Components of Creativity
From Teresa Amabile.
Three Components of Creativity
1. Expertise
Technical, procedural and intellectual knowledge. 10 years is the approximate time required to build the domain knowledge to super creative successes (Howard Gardner).
2. Creative Thinking Skills
How flexibly and imaginatively people approach problems.
- Synthetic: ability to generate ideas that are novel, high quality and task appropriate
Knowledge acquisition:
- Selective encoding: distinguishing relevant from irrelevant information
- Selective combination: combining bits of relevant information in novel ways
- Selective comparison: relating new information to old information in novel ways
- Analytical: ability to judge the value of one's own ideas, strengths and weaknesses.
- Practical: ability to apply skills in everyday contexts and to "sell" creative ideas
3. Motivation
A set of motivational attributes — childlike curiosity, intrinsic interest, perseverance bordering on obsession — usually the individuals who change cultures.
Types of motivation
Intrinsic: People will be most creative when they feel motivated primarily by the interest, satisfaction, and challenge of the work itself.
Extrinsic: External pressures, such as rewards.

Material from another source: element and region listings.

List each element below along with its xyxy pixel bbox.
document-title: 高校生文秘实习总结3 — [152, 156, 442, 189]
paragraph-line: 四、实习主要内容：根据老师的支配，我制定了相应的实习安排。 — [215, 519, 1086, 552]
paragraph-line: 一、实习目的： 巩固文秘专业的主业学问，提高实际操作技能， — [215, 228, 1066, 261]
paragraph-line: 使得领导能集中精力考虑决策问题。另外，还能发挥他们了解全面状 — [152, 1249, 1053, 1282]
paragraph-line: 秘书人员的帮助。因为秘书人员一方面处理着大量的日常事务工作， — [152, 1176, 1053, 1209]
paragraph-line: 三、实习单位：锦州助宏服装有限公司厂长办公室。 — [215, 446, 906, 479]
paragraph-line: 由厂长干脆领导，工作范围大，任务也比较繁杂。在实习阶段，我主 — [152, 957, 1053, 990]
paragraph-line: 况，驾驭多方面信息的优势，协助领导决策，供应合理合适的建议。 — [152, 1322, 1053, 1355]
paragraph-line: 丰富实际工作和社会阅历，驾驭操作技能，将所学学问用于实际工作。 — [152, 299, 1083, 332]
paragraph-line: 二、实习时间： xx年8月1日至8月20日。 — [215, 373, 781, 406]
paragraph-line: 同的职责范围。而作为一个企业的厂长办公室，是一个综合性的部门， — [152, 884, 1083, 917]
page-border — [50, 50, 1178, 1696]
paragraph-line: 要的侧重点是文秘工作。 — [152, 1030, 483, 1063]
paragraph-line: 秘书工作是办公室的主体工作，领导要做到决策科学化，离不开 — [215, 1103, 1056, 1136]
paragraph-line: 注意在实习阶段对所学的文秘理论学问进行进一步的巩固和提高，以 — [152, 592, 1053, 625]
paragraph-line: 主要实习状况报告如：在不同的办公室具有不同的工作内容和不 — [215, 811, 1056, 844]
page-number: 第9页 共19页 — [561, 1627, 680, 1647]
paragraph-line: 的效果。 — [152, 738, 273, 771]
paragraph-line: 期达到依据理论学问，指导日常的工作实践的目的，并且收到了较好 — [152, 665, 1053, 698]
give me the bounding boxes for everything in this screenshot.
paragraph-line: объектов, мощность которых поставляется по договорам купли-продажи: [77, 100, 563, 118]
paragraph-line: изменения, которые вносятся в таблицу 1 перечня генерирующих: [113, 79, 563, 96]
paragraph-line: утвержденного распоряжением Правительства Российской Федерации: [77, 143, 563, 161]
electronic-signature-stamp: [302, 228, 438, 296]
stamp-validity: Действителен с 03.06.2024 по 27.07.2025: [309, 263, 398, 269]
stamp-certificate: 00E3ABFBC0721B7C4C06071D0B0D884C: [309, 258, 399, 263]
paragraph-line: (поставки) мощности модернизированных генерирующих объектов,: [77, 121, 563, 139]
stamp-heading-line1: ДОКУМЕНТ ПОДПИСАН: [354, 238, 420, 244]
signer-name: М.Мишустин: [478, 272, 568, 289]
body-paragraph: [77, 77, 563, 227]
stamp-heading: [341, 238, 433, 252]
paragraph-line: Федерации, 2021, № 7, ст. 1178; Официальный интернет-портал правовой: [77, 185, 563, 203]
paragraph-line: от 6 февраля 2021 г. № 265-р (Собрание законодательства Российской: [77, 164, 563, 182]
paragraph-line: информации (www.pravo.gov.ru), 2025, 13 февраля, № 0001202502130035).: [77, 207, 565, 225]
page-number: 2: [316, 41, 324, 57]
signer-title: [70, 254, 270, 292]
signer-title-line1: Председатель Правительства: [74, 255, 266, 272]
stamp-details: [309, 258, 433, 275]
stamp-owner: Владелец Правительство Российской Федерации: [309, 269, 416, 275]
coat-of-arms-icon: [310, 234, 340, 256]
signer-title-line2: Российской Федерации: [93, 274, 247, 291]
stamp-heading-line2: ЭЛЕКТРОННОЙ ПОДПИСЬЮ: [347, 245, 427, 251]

The extrinsic-motivated person will take the shortest, most obvious path to the reward (e.g. sales teams).
Studies have shown that intrinsic motivation enhances creativity and extrinsic rewards hamper it.
Key to individual creativity
Knowledge: balance between breadth and depth of knowledge. Thinking: ability to create novel ideas by combining disparate ideas. Personal motivation: appropriate levels of intrinsic motivation. Environment: Non-controlling climate conducive to idea combination and re-combination. Decision: Explicit decision to be creative.
Education of creativity
Well structured problems: "How do you find the area of a parallelogram?" — there's only one correct answer. Ill-structured problems: "How do you succeed in a career of your choice?" — different arguments, ideas from different people.
IQ-based academic intelligence is measured with well structured problems. Real world successful intelligence is the ability to solve ill-structured problems.
How to stimulate creativity in the workplace
You need to bolster intrinsic motivation:
- Challenge: match people to jobs where challenge is optimized, not too big, not too small.
- Freedom: Give people autonomy concerning the process, not necessarily the end result.
- Resources: In both time and money. Teresa Amabile discovered that people are less creative under pressure of time. Time for evaluation and playing is key.
- Workgroup features: When teams include people from varied perspectives, ideas combine and combust in interesting ways.
- Supervisory encouragement: Organizations that tolerate failure and encourage risk taking are more likely to see successful innovation.